Some time ago, I wrote a post on ethical issues in research with secondary data – a somewhat grey area, where students and scholars often feel guidance is insufficient. Even more complex is research with internet data – neither primary nor secondary strictly speaking, but “big” data. A recent case fuelled an international debate on how researchers should deal with data that are, apparently, accessible to all on the web: a Danish graduate student published a large dataset of users of the online dating site OkCupid (he apparently did so without any institutional backing, and Aarhus University where he studies, is now on the case). Michael Zimmer, a specialist of information studies and the policy and ethics of online research, properly summarizes the issues in a recent Wired article:
- Don’t say that “the data are already public”. The fact that OkCupid users knowingly share some personal information, does not mean they consent to it being used for purposes other than interactions with other users on that site. By scrapping data, one may be able to put together the whole history of users’ presence on that platform, revealing more of their life or personality than they themselves are aware of. More dangerously, data extracted in this way might in some cases be matched with other information, thereby potentially becoming much more disclosive than what the persons concerned ever intended or agreed. And the disclosure may be aggravated by releasing the data outside the platform.
- As Michael Zimmer says clearly, Public does not equal Consent. Some web services include provisions for re-utilisation (notably for research purposes) in their ToU, and in such cases, consent may safely be presumed. It is not always the case, though, and researchers should be very careful not to presume consent when there is no ground for it.

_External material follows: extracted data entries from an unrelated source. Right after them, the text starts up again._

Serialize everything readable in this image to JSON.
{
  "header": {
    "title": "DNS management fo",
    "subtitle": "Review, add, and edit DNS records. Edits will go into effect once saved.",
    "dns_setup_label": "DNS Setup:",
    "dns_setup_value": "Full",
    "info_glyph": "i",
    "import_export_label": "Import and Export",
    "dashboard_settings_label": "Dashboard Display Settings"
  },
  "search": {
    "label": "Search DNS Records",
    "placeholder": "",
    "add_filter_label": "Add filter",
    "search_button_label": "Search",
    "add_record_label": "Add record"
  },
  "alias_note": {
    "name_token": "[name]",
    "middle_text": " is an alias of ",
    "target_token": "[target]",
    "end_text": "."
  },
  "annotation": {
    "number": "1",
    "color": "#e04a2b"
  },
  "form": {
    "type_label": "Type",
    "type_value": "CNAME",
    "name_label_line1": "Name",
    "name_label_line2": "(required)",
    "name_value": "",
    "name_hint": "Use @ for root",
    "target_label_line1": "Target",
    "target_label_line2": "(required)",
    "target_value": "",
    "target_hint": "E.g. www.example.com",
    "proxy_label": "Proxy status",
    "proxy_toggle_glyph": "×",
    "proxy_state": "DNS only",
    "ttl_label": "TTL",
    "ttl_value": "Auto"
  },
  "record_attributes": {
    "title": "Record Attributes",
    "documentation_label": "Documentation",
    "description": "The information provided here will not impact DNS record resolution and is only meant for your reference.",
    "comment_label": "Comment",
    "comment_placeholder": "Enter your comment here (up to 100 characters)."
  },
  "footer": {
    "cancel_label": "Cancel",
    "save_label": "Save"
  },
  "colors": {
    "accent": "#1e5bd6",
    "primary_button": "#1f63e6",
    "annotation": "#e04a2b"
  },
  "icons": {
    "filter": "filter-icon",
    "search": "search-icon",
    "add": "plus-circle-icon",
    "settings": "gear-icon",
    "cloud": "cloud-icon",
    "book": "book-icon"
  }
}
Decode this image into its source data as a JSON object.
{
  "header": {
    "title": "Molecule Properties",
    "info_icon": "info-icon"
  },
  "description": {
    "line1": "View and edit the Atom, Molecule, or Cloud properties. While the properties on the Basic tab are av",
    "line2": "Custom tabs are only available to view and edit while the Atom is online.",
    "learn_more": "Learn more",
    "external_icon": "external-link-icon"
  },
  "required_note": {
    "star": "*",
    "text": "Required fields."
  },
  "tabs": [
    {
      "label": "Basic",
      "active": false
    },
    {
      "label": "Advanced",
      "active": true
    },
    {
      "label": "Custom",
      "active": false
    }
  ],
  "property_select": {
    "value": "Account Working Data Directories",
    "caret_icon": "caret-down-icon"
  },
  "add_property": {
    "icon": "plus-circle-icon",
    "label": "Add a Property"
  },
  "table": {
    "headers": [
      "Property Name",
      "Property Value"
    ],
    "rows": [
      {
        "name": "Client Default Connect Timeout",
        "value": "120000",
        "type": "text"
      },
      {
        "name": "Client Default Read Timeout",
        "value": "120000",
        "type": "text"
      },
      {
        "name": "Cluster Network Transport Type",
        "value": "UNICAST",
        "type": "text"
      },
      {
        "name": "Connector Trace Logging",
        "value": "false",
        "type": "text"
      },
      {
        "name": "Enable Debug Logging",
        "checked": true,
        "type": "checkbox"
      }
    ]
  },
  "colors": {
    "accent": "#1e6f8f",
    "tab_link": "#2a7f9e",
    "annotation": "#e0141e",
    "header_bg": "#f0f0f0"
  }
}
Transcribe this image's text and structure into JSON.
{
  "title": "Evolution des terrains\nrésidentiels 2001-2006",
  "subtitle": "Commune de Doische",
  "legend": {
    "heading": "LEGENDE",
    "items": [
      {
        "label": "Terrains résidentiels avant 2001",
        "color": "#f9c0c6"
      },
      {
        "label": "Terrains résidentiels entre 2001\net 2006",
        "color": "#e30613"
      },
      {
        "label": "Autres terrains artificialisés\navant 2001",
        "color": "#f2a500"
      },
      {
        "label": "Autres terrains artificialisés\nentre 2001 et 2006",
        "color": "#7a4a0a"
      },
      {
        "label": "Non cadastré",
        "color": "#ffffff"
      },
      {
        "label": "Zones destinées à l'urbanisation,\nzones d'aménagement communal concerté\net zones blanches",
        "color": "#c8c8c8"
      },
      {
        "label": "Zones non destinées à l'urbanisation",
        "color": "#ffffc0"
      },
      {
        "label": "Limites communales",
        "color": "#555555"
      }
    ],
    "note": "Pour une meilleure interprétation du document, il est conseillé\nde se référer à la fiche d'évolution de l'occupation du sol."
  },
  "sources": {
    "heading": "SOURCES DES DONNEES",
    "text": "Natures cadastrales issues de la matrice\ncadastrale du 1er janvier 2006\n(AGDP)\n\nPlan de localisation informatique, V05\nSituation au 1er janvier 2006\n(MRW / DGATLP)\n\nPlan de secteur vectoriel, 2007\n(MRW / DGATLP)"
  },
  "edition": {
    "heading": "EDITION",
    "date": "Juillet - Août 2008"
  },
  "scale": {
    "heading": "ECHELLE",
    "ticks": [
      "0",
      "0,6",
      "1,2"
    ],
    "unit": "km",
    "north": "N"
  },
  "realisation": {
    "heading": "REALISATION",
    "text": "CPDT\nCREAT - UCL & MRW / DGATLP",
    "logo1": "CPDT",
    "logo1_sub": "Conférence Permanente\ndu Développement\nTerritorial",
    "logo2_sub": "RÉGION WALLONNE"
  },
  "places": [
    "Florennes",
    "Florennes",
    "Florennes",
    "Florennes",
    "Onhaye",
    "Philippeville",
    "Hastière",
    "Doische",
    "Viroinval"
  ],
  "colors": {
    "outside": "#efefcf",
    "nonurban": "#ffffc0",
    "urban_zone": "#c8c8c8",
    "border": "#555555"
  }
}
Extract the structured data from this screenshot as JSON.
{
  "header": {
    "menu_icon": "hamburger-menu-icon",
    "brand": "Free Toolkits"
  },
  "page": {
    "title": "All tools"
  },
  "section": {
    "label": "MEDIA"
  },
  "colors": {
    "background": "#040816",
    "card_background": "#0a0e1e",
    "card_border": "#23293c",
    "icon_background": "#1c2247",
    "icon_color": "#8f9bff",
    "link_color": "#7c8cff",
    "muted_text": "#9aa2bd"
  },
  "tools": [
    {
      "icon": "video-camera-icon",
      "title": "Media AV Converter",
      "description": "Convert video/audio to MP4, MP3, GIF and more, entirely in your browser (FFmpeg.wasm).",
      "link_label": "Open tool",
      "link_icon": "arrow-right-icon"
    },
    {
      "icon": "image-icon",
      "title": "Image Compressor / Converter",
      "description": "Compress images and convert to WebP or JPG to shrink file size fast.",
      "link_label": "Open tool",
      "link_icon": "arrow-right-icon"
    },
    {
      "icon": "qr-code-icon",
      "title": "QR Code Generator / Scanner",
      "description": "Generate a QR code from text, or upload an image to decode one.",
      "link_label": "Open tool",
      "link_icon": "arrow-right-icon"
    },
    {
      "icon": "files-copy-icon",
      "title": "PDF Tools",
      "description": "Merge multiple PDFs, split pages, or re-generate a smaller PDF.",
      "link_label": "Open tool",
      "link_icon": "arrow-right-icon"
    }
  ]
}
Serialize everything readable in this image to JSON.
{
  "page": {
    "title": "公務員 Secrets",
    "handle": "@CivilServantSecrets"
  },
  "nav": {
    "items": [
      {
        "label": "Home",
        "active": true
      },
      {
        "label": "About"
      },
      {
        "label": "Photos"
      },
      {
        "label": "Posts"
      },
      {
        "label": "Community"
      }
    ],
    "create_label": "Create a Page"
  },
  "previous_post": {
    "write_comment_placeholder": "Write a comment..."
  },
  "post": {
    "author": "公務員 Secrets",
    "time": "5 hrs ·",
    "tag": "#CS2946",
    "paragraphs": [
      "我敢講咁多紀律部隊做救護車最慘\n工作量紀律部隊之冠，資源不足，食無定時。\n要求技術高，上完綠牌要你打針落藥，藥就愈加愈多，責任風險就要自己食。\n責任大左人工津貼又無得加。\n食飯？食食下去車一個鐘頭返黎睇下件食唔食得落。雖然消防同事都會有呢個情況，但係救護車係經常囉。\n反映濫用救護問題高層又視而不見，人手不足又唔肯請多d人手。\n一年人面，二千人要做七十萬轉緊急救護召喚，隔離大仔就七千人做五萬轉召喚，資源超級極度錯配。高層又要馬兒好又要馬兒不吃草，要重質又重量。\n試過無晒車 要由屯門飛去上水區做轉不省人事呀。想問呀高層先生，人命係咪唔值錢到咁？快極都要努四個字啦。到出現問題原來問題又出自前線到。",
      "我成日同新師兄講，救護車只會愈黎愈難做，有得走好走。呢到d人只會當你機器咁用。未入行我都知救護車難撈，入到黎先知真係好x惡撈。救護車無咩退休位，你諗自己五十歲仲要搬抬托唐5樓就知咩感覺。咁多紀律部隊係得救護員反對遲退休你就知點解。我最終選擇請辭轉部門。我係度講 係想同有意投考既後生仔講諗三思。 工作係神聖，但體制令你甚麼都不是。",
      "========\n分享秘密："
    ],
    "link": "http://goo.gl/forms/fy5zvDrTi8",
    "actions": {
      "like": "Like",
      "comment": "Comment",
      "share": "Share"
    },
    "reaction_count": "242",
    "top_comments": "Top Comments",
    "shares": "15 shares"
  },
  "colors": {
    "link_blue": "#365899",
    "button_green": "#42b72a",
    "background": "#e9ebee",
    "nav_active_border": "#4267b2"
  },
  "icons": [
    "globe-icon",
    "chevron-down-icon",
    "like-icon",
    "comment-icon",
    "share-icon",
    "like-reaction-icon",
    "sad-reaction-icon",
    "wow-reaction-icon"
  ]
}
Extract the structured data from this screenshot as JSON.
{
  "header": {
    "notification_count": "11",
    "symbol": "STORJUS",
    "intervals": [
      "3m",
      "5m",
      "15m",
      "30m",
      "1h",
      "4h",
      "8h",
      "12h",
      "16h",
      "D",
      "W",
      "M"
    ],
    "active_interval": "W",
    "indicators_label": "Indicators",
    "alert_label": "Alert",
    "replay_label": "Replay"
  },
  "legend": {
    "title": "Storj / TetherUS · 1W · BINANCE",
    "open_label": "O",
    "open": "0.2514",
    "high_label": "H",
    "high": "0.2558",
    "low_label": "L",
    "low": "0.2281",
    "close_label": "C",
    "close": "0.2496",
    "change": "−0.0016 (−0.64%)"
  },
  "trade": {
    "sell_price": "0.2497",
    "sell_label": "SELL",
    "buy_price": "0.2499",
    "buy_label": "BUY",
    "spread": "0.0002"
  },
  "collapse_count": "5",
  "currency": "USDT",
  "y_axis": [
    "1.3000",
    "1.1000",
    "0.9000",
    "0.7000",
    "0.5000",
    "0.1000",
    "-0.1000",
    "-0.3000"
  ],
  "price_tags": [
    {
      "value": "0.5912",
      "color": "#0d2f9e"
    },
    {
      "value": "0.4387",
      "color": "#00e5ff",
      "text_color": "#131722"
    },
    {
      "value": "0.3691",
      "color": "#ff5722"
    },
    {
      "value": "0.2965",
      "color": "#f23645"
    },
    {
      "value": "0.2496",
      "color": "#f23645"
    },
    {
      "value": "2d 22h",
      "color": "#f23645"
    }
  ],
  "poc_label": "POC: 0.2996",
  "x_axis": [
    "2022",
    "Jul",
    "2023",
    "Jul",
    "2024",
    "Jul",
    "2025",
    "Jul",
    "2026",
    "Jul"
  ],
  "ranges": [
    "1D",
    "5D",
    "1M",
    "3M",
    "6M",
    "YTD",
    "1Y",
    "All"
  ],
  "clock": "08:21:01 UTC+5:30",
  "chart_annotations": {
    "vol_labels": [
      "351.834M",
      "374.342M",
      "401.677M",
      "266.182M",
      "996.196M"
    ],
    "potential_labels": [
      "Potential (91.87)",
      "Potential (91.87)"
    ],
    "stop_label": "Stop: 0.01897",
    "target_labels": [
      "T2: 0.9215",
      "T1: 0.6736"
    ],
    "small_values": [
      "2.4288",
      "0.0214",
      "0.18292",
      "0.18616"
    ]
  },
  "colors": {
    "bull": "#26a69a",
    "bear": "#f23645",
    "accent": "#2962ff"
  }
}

- The key principle of research ethics should always be “Do no Harm”. One may think that OkCupid users were unwise to disclose personal information in an insufficiently protected way: they didn’t expect their personal information to be so easily exported outside the site. But precisely for this reason, researchers should not take advantage of their weakness to intervene in ways (like releasing their data to everybody) that may cause them more harm than their sheer presence on OkCupid.
In addition to Zimmer’s comments, I would add a point on institutional responsibilities. Aarhus University was quick to state that they do not endorse the student, that he is not an employee of the University, and that he acted on his own. Fair enough. And perhaps the student’s act was not even research after all — but just an attempt to reach fame in this digital world where attention is a scarce commodity. Yet as a former programme leader for a doctoral study programme, I feel this case urges us all (not just at Aarhus but at all Universities) to rethink our duties. We do teach them ethics and check their research proposals for ethics; and yet, we should perhaps do more.
On the one hand, we often confine ourselves to teaching about old-style primary and secondary data collection, while we should raise more awareness of ethical issues with new (big) data. On the other hand, we should insist more on the generality of ethical principles. Ethical criteria and values learned for the specific purposes of research, like the do-no-harm principle, do not cease to apply when we do other things. What students are taught as part of a degree, especially a doctoral degree, should be part of their life more broadly, whether they are acting in a professional (research) or a personal capacity. In this sense, this case is a call for more attention to ethics in all (research) degrees.
Sure, this is an extreme case — but it clearly reveals the broader perils of not placing ethics at the centre of all the data buzz – data science, data research, and so on – of today. This is by the same token a direct call for more ethical education in doctoral degrees. For all its potential, big data does not necessarily imply an improvement in our understanding of the world surrounding us: left uncontrolled, it can just produce bad science.